Thorogood v. Sears, Roebuck & Company (7th Cir. 11/2/10) [pdf] involves the attempted litigation of multiple class action lawsuits in different states over the issue of whether the advertising of a stainless steel dryer drum was deceptive. In brief, after a district court dismissed a class action lawsuit brought by Thorogood against Sears in Tennessee, the same lawyers filed a similar claim in California on behalf of a different plaintiff, Murray. The case caught my attention because of judge’s scathing indictment of class action lawsuits (I apologize for the long quote, but it is worth reading):
The class action is a worthwhile device for economizing on the expense of litigation and enabling small claims, illustrated by Thorogood’s claim, capped at $3,000, to be litigated at all (though when the claim is deceptive advertising, a proceeding before the Federal Trade Commission is a more economical alternative to a class action suit). But the device also lends itself to abuse. [C]lass members are interested in relief for the class but the lawyers are primarily interested in their fees, and the class members’ stakes in the litigation are ordinarily (and in the present case or cases) too small to motivate them to supervise the lawyers in an effort to align the lawyers’ incentives with their own…. Defendants, wanting to minimize the sum of the damages they pay the class and the fees they pay the class counsel, are willing to trade small damages for high attorneys’ fees…. These convergent incentives forge a community of interest between class counsel, who control the plaintiff’s side of the case, and the defendants, but may leave the class members out in the cold….

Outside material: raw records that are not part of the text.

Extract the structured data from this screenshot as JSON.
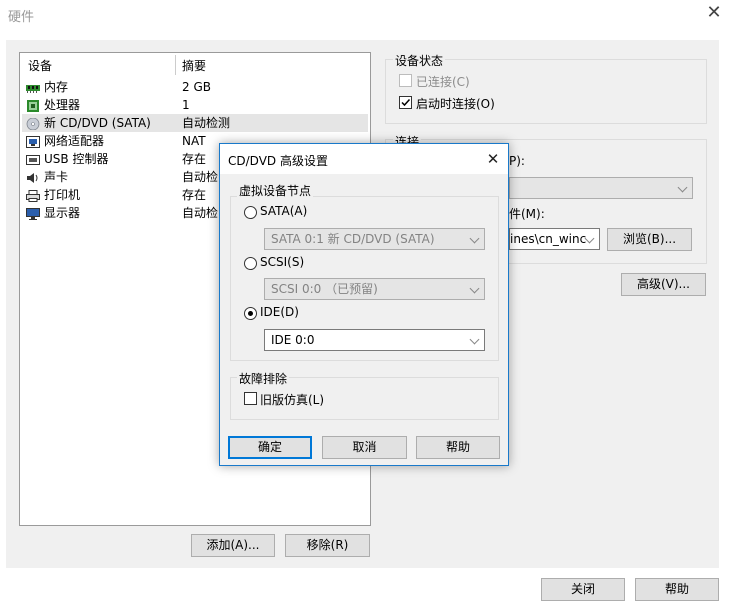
{
  "window": {
    "title": "硬件",
    "close_icon": "close-icon"
  },
  "hardware_list": {
    "col_device": "设备",
    "col_summary": "摘要",
    "items": [
      {
        "name": "内存",
        "summary": "2 GB",
        "icon": "memory-icon"
      },
      {
        "name": "处理器",
        "summary": "1",
        "icon": "processor-icon"
      },
      {
        "name": "新 CD/DVD (SATA)",
        "summary": "自动检测",
        "icon": "cd-dvd-icon",
        "selected": true
      },
      {
        "name": "网络适配器",
        "summary": "NAT",
        "icon": "network-adapter-icon"
      },
      {
        "name": "USB 控制器",
        "summary": "存在",
        "icon": "usb-icon"
      },
      {
        "name": "声卡",
        "summary": "自动检",
        "icon": "sound-card-icon"
      },
      {
        "name": "打印机",
        "summary": "存在",
        "icon": "printer-icon"
      },
      {
        "name": "显示器",
        "summary": "自动检",
        "icon": "display-icon"
      }
    ],
    "add_button": "添加(A)...",
    "remove_button": "移除(R)"
  },
  "device_status": {
    "group_label": "设备状态",
    "connected_label": "已连接(C)",
    "connected_checked": false,
    "connected_enabled": false,
    "connect_on_start_label": "启动时连接(O)",
    "connect_on_start_checked": true
  },
  "connection": {
    "group_label": "连接",
    "partial_label_1": "P):",
    "partial_label_2": "件(M):",
    "iso_path_partial": "ines\\cn_winc",
    "browse_button": "浏览(B)...",
    "advanced_button": "高级(V)..."
  },
  "footer": {
    "close_button": "关闭",
    "help_button": "帮助"
  },
  "dialog": {
    "title": "CD/DVD 高级设置",
    "node_group_label": "虚拟设备节点",
    "sata_label": "SATA(A)",
    "sata_value": "SATA 0:1   新 CD/DVD (SATA)",
    "scsi_label": "SCSI(S)",
    "scsi_value": "SCSI 0:0 （已预留)",
    "ide_label": "IDE(D)",
    "ide_value": "IDE 0:0",
    "selected_node": "IDE",
    "troubleshoot_group_label": "故障排除",
    "legacy_label": "旧版仿真(L)",
    "legacy_checked": false,
    "ok_button": "确定",
    "cancel_button": "取消",
    "help_button": "帮助"
  }
}
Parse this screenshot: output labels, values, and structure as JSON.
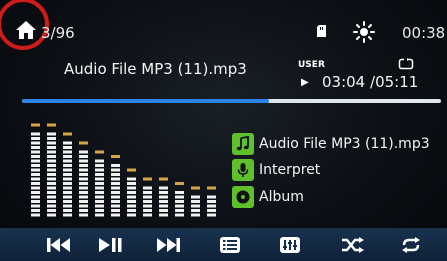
{
  "status_bar": {
    "track_count": "3/96",
    "clock": "00:38",
    "icons": [
      "home-icon",
      "sd-card-icon",
      "brightness-icon"
    ]
  },
  "now_playing": {
    "title": "Audio File MP3 (11).mp3",
    "eq_preset": "USER",
    "play_state": "▶",
    "elapsed": "03:04",
    "total": "/05:11",
    "progress_fraction": 0.59
  },
  "metadata": {
    "title": "Audio File MP3 (11).mp3",
    "artist": "Interpret",
    "album": "Album",
    "icons": [
      "music-note-icon",
      "microphone-icon",
      "album-disc-icon"
    ]
  },
  "spectrum_levels": [
    1.0,
    1.0,
    0.89,
    0.79,
    0.7,
    0.63,
    0.47,
    0.36,
    0.36,
    0.29,
    0.26,
    0.26
  ],
  "controls": [
    "previous-icon",
    "play-pause-icon",
    "next-icon",
    "playlist-icon",
    "equalizer-icon",
    "shuffle-icon",
    "repeat-icon"
  ],
  "colors": {
    "accent_blue": "#2d83e6",
    "meta_icon_green": "#5fbf2c",
    "peak_marker": "#d9a34a",
    "highlight_ring": "#d11a1a",
    "control_bar": "#15304c"
  }
}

An additional asymmetry, also adverse to defendants, involves the cost of pretrial discovery in class actions. One purpose of discovery—improper and rarely acknowledged but pervasive—is: “it makes one’s opponent spend money.” … In most class action suits, including this one, there is far more evidence that plaintiffs may be able to discover in defendants’ records (including emails, the vast and ever-expanding volume of which has made the cost of discovery soar) than vice versa. For usually the defendants’ conduct is the focus of the litigation and it is in their records, generally much more extensive than the plaintiffs’ (especially when as in a consumer class action the plaintiffs are individuals rather than corporations or other institutions), that the plaintiffs will want to rummage in quest for smoking guns.
The merit of Murray’s case, like Thorogood’s, of which it is a close copy, is slight. But the pressure on Sears to settle on terms advantageous to its opponent will mount up if class counsel’s ambitious program of discovery is allowed to continue. A letter from Mark Boling, Murray’s co-counsel, to Sears’s counsel, printed at the end of this opinion, illustrates the point. The letter reminds Sears that discovery is proceeding and “will involve Plaintiff’s counsel delving into the full extent of Defendants’ alleged wrongdoing” in order to justify not only equitable relief but also punitive damages—which are potentially very large given the size of the class and the possible preclusive use of any judgments favorable to the plaintiffs in suits brought in other states. The letter continues: “as we progress through the various stages of this litigation, the cost of settlement will necessarily increase…. At this point, we may want to consider whether an appropriate olive branch for resolution can be mutually created on a class wide basis commensurate with the status of the case. If interested, please pick up the telephone and call me. In the meantime, Plaintiff will continue to diligently and timely prosecute this case to an appropriate result.” In other words, unless Sears settles now (implicitly for modest relief for the class and an agreement with class counsel to recommend to the judge generous fees for Krislov and Boling), it will incur the considerable cost of responding to class counsel’s distended project of “delving” and assume the risk of a very large adverse judgment. And as Boling’s letter also points out, “if plaintiff is successful on a motion for class certification, the court as the gate keeper will demand a more significant recovery for resolution.”
This scenario is not all that much more different than the standard wage and hour class action.
Like the Sears example, employers in wage and hour class actions bear a disproportionately large share of time and expense in discovery. Employers have most, if not all, of the wage and hour records, many of which are archived and expensive to recover. Discovery of email exponentially adds to the discovery expense. These high costs bear heavily on an employer’s decision whether to settle or litigate a case.
Like Sears, employers feel an inordinate pressure to settle these claims. The exposure in wage and hour lawsuits can be large (sometimes, even “bet the company” like exposure). The risk of high attorneys’ fees award only serves to exacerbate that pressure to settle. It is not a secret that claimants use that exposure to their advantage to leverage early resolutions.
And, like the Federal Trade Commission in a consumer case, there exists a federal agency that can economically litigate a meritorious claim, the Department of Labor.
Now that we all know what dryer drums have in common with wages and hours, we can get back to defending class action lawsuits.